Cantona non era un giocatore ordinario: né per le qualità tecniche che esprimeva, straordinarie, né per il carattere, facilmente irritabile. Evidentemente ne aveva avuto abbastanza delle attenzioni ossessive che Shaw gli stava riservando e, in assenza di un provvedimento arbitrale che non arrivava, aveva deciso di reagire a modo suo. E fin qui si parla di cose di campo, quelle che nelle dichiarazioni dopopartita si liquidano con la canonica affermazione:” sono cose che succedono”. Un episodio, un’espulsione come ce ne sono tante, che nessuno avrebbe ricordato se non fosse accaduto quanto avvenne mentre Cantona sfilava fuori dal campo. Evidentemente provocato, invece che continuare il suo percorso verso gli spogliatoi, il francese, con una sorta di mossa di kung fu, sferrò un calcio a uno spettatore posizionato in prima fila a ridosso del terreno di gioco.
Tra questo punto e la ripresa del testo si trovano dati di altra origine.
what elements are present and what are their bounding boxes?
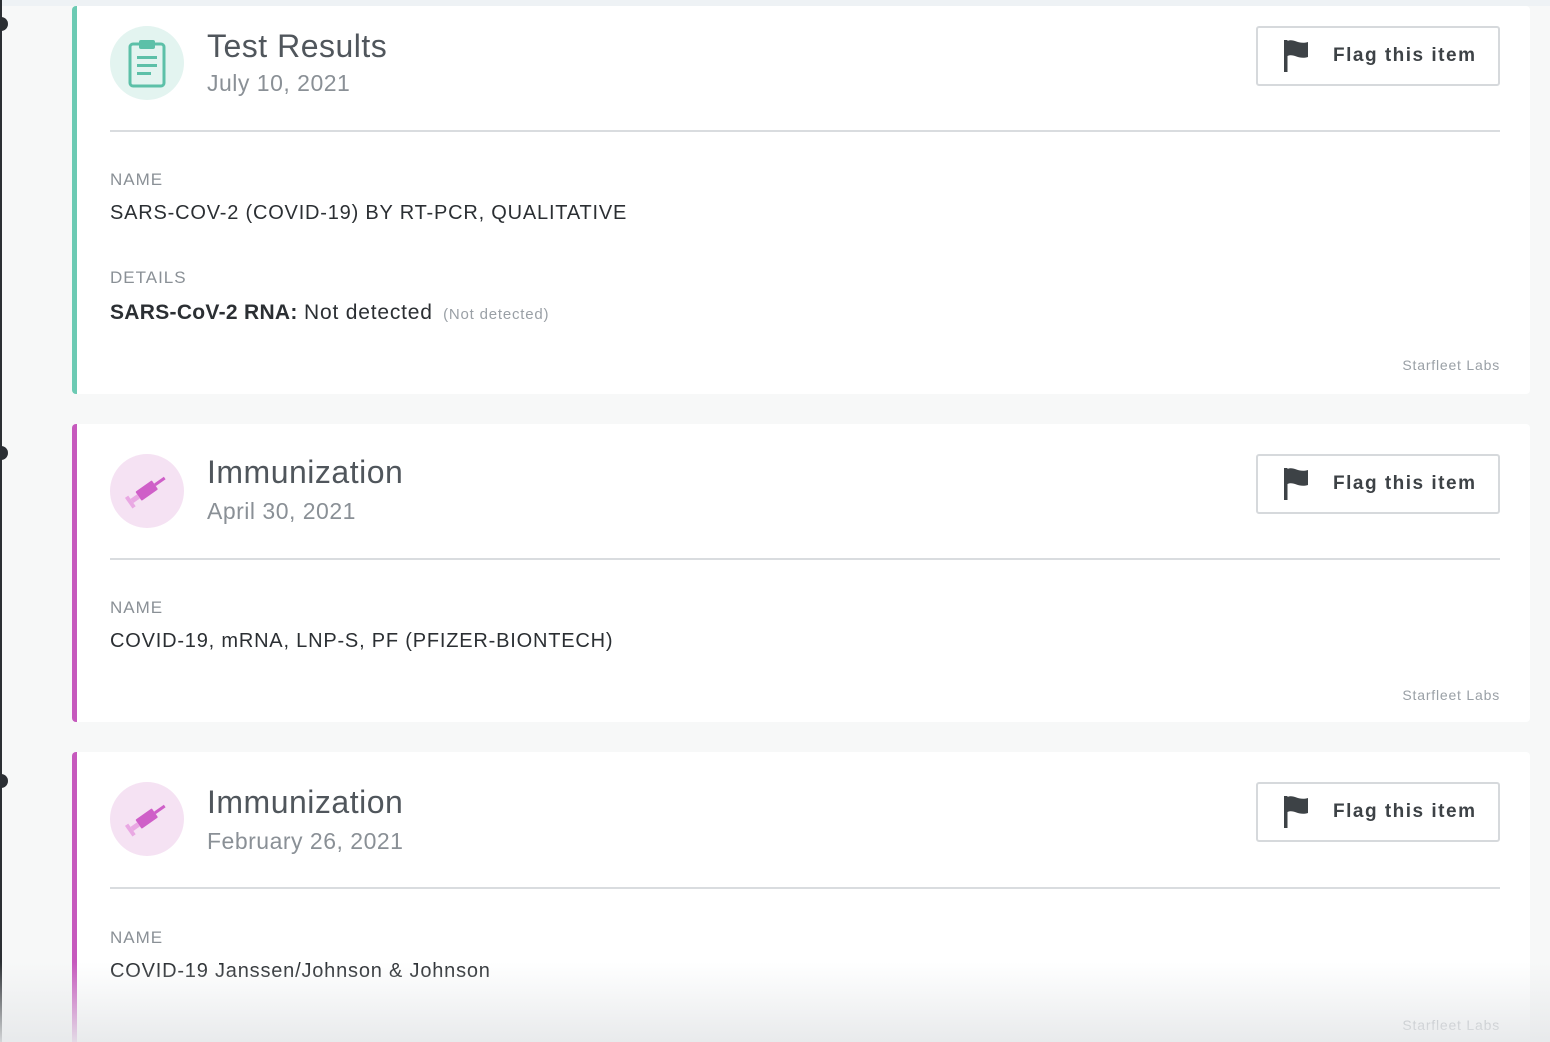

Un’aggressione violenta, una reazione a una frase irriguardosa di un tifoso del Crystal Palace, tale Matthew Simmons, mai accertata (taluni dissero che era una presa in giro, altri che si trattava di un insulto con lo sfondo della discriminazione territoriale). Una di quelle frasi che i calciatori sentono in ogni partita per un numero indefinito di volte, che ogni allenatore suggerisce di lasciarsi scivolare addosso come gocce di pioggia su un impermeabile. Qualcosa, però, quel giorno scattò nel cervello e nel cuore di Eric The King. Qualcosa che era venuto fuori anche in altre occasioni, che lo aveva innalzato a personaggio che volava sopra gli altri non solo per le sue sovrastanti capacità calcistiche ma anche per gli atteggiamenti esagerati che lo contraddistinguevano.

Nessun pentimento

Qualcosa di irrefrenabile, come ebbe modo di spiegare lo stesso Cantona in un’intervista rilasciata in seguito: «La gente ti dice cose del genere un milione di volte, e un giorno, improvvisamente, tu non le accetti più. Perché? Non si tratta di quelle parole in particolare. Si tratta di una sensazione che provi in quel momento. Reagisci in un giorno preciso, ma le parole sono le stesse che hai sentito milioni di volte, e quindi è impossibile prevedere quando uno possa reagire». Nel 2017, a più di vent’anni da quell’episodio, le sue dichiarazioni non apparivano macchiate dal pentimento: «Ho detto in passato che avrei dovuto colpirlo più forte, ma forse domani dirò qualcos'altro. Non posso pentirmene. È stata una bellissima sensazione. Ne ho imparato e penso che anche lui ne abbia imparato». L’istinto della ribellione, l’incapacità di tenerlo a freno e il saper giocare il calcio con illuminazioni di talento cristallino erano aspetti correlati di una personalità poliedrica e fuori dagli schemi, come dimostrò la conversione al mondo del cinema dopo il ritiro dall’attività agonistica, avvenuto al termine della stagione 1996-97. Aspetti che Cantona ha ben iscritti nel DNA. Basta fare un salto di una generazione, infatti, per trovare dei nonni, quelli materni, che nel 1939 furono costretti a scappare da Barcellona per evitare la persecuzione e le rappresaglie del generale Franco. Trovarono rifugio in Francia, in un campo che, nel tempo, accolse più di centomila profughi spagnoli. Un precedente nella storia di famiglia che rende più comprensibile l’atto disordinato più eclatante del campione francese: il nipote di due oppositori antifranchisti, che rinunciarono alle loro vite e alle loro comodità per non piegarsi a una dittatura, poteva sopportare senza batter ciglio i ripetuti insulti di uno spettatore sistemato a due metri dal campo di gioco? La risposta è in quel gesto che avvicina Cantona a uno di quei personaggi disegnati dagli animatori dei cartoni giapponesi: acrobatico e violento, affascinante e scorretto. Un gesto che gli anni hanno cristallizzato, mitigando le aggressioni moralistiche che ha subito e sottraendolo al percorso dell’oblio.